Judy Tzu-Chun Wu (Ph.D. Stanford University), Associate Professor in the Department of History.  Professor Wu has a joint appointment with the Department of Women's, Gender, and Sexuality Studies and is on the coordinating committee for the Asian American Studies Program as well as DISCO (The Diversity and Identity Studies Collective at OSU). She also serves on the board of editors for the Journal of Women's History.  She teaches courses on modern U.S. history, Asian American history, women's history, immigration history, history of comparative racialization, the 1960s, intersectionality, women and labor, race and sex, and American women's movements. She is particularly interested in incorporating new media assignments into her classes.   Her first book, Dr. Mom Chung of the Fair-Haired Bastards: The Life of a Wartime Celebrity (University of California Press, 2005), is a biography of Margaret Jessie Chung (1889-1959), the first American-born Chinese female physician. This biography uses Chung's remarkable life to explore the shifting social norms of race, gender, and sexuality from the late Victorian era to the early Cold War period in U.S. society.  Her current book project, tentatively titled "Radicals on the Road: Internationalism, Orientalism, and Feminism during the Viet Nam Era," is under contract with Cornell University Press for a series on U.S. and the World that is edited by Mark Bradley and Paul Kramer.
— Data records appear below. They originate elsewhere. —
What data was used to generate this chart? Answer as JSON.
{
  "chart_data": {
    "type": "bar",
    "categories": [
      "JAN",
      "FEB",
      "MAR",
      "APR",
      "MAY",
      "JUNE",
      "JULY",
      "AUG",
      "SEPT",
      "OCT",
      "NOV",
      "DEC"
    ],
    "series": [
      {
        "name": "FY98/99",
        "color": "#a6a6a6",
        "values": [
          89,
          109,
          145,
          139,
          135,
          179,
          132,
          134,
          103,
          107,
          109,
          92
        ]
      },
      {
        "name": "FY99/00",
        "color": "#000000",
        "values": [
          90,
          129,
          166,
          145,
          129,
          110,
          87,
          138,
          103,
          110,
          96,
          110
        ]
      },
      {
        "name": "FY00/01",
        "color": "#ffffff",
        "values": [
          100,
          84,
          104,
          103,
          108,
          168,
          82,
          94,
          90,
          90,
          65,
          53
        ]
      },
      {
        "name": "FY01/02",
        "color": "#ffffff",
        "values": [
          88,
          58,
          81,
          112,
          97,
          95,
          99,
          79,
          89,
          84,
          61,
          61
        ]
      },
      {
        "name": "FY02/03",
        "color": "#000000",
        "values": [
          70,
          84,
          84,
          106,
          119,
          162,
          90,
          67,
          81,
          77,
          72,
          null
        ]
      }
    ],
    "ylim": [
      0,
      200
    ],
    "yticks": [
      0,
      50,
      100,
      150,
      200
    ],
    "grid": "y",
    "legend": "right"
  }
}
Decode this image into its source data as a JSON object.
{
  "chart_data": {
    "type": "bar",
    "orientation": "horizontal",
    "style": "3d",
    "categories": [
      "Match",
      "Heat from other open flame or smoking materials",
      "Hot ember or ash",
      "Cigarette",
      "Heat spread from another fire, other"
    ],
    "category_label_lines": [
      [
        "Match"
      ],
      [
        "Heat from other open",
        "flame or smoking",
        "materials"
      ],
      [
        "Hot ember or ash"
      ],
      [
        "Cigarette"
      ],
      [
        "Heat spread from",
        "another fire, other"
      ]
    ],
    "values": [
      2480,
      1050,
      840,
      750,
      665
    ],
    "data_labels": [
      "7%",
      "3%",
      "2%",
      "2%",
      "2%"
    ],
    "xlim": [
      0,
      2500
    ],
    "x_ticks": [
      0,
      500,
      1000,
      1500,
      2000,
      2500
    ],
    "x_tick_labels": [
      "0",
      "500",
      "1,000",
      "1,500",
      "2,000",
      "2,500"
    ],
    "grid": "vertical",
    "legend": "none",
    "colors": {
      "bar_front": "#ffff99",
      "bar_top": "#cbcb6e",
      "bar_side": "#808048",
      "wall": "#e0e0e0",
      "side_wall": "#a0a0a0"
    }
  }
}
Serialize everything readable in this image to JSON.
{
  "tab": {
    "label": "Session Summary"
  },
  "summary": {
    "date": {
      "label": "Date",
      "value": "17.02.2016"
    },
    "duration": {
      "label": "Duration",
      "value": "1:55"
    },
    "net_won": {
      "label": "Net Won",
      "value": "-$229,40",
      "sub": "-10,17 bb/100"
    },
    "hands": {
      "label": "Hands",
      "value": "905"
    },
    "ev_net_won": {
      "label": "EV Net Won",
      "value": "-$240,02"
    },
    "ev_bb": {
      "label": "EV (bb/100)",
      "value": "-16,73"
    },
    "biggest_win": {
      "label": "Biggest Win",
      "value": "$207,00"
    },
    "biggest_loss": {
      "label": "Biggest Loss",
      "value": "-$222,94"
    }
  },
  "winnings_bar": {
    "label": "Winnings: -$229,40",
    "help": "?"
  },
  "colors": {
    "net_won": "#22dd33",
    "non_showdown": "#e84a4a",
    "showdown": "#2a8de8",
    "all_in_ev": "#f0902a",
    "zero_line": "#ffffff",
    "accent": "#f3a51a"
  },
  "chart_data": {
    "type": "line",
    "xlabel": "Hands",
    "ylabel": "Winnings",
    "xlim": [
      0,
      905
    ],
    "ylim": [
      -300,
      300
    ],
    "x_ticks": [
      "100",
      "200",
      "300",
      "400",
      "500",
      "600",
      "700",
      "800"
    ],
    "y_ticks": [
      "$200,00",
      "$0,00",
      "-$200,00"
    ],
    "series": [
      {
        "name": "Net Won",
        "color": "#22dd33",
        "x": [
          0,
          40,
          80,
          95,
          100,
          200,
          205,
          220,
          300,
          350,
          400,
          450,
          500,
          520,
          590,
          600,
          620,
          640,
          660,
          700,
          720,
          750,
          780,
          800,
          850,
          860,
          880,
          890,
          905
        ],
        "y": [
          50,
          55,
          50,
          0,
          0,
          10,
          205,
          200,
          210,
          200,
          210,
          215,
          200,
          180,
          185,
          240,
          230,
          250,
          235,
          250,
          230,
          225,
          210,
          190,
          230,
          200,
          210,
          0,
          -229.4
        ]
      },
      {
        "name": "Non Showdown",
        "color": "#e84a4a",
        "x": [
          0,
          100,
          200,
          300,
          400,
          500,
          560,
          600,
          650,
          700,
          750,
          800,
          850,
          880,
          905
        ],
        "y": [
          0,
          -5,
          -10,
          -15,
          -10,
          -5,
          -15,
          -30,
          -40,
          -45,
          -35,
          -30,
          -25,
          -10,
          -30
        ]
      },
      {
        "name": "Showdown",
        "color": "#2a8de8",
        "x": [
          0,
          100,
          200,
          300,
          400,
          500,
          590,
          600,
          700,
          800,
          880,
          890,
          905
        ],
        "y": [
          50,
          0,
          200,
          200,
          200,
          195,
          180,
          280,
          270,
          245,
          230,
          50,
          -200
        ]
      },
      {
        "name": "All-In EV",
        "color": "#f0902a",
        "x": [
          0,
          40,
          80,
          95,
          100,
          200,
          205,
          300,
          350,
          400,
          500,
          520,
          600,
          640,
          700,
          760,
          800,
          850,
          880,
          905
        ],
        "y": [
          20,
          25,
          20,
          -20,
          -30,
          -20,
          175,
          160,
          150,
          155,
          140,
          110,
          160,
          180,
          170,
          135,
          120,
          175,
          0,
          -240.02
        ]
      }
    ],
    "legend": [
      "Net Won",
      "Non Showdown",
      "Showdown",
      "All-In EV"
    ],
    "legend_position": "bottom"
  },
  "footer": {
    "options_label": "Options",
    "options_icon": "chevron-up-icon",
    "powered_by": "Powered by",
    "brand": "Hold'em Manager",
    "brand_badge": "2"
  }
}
This work focuses on the international travels of American antiwar activists during the U.S. War in Viet Nam. It specifically explores how these encounters with Asian culture, politics, and people shaped the radical imaginary of U.S. activists of varying racial, gender, and sexual identifications.  She also has published a number of articles that examine issues related to racialized notions of beauty and sexuality, the significance of western religion and medicine for the lives of Asian American women, and the significance of race, gender, and sexuality in fostering international political solidarity.  Fields of study include women’s history; constellations include Race, Ethnicity, and Nation.
 
XVI. STAFF OF THE DEPARTMENT OF COMPARATIVE STUDIES
 
 
Elizabeth Marsch is academic program coordinator. 
 
Shu-Wen Tsai is the fiscal and human resources officer.